Patients took the pills and gradually built up a tolerance, eventually becoming addicted to the high doses. Some patients also began lying and diverting the drugs onto the street for high prices. Dr. John Nels Anderson, a family practice doctor in Soldotna, said he knew of one patient who would collect the pills and sell them immediately, raking in about $7,000 per prescription.

“You hate that,” Anderson said. “We all know that we’re having some people who lie to us. You try to cut that down, you try to trust people until they prove otherwise.”

The medical community tried to rein in the problem by reducing the number of prescriptions. Gradually, the number of painkillers on the streets fell, but the addicts were still there. Many turned to heroin, which was cheap and easy to find. Many were young people who became addicted to painkillers they found in their parents’ medicine cabinets.

That’s how Anderson sees young women who are pregnant and addicted to heroin or other opiates.

“What we’d like to do is get all the moms off drugs, period,” Anderson said. “We try not to have any moms on heroin. If we have moms on heroin, we put them on Suboxone.”
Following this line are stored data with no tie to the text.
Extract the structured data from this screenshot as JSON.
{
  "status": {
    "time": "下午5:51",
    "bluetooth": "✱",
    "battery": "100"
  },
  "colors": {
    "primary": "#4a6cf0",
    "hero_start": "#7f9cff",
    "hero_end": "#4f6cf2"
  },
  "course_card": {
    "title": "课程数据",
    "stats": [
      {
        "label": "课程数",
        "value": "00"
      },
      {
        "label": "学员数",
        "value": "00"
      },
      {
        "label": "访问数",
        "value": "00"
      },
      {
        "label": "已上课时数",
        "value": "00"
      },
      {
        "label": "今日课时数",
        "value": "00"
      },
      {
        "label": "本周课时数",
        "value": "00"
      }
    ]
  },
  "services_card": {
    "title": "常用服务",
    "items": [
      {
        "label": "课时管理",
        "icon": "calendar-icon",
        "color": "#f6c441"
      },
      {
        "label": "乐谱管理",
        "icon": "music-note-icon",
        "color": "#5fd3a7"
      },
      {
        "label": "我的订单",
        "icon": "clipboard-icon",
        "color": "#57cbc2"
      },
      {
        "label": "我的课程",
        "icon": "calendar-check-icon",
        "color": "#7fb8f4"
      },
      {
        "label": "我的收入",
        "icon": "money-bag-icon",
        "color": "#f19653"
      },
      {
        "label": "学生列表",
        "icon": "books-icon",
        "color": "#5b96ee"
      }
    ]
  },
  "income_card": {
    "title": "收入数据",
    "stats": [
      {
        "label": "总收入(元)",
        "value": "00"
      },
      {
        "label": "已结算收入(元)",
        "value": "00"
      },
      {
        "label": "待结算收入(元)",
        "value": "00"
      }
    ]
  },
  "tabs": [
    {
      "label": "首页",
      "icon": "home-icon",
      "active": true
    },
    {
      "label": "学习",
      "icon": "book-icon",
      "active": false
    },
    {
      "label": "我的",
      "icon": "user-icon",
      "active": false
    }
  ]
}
For some patients, Suboxone is the best option. Buprenorphine, the drug Alissa takes, is a generic form of Suboxone. Some patients do better with Naltrexone, a monthly shot that blocks the effect of alcohol and opiates. Some patients do better with Methadone, but doctors can’t prescribe that — it’s only available in clinics. Methadone is used to treat moderate to severe pain but can also be used to treat narcotic drug addiction. In Alaska, the only Methadone clinics are in Fairbanks, Anchorage and Juneau, and spots are limited.


The negative stigma that surrounds addicts poses challenges. Some doctors won’t treat them, and the public opinion toward addicts is decidedly negative.

An October 2014 study from the Johns Hopkins Bloomberg School of Public Health found a broad swathe of the population believes drug addiction to be “more of a moral failing than a medical condition.” Of 709 participants from various states, 22 percent said they would be willing to work closely with a person with a drug addiction, while 62 percent said they would be willing to work with someone with a mental illness.

Substance abuse is classified as a mental disorder in the Diagnostic Statistical Manual, the international guide for psychological conditions. Any substance that stimulates the reward system of the brain can be addictive. Merrick said he has many patients that have to take their drug of choice just “to feel human.”

It is possible to abuse Suboxone, Buprenorphine or Methadone, just like any other opioid. However, Suboxone is composed partly of Naloxone, which causes withdrawal if injected, which reduces the temptation to abuse it.

Merrick said that patients who want to abuse will abuse and patients who want to quit will quit. Abusing the drugs is a personal choice, and those who want to quit have to really commit to it, he said. He will keep working with a patient as long as they are willing to keep doing it, he said.

“Heroin is like cigarettes,” Merrick said. “It’s not that they don’t try. It’s that cigarettes are very available.”

Thomas said he’s been approached by people wanting to buy his Suboxone, but he’s always turned it down. The drugs cost about $7 for each dose without insurance, and he could make some significant cash. But he wants to quit, and says he doesn’t ever think about going back.

“I was toxic — it was horrible,” Thomas said. “I’m ready to stop taking Suboxone. I’m burnt out. I don’t want to take nothing no more.”

Alissa said one day, when she gets off the Buprenorphine for good, she wants to come forward with her story. She grew quiet when asked about doctors declining to treat patients for addiction.

“To me, that’s the saddest thing,” she said. “To know that they could help (addicts), but just don’t want to.”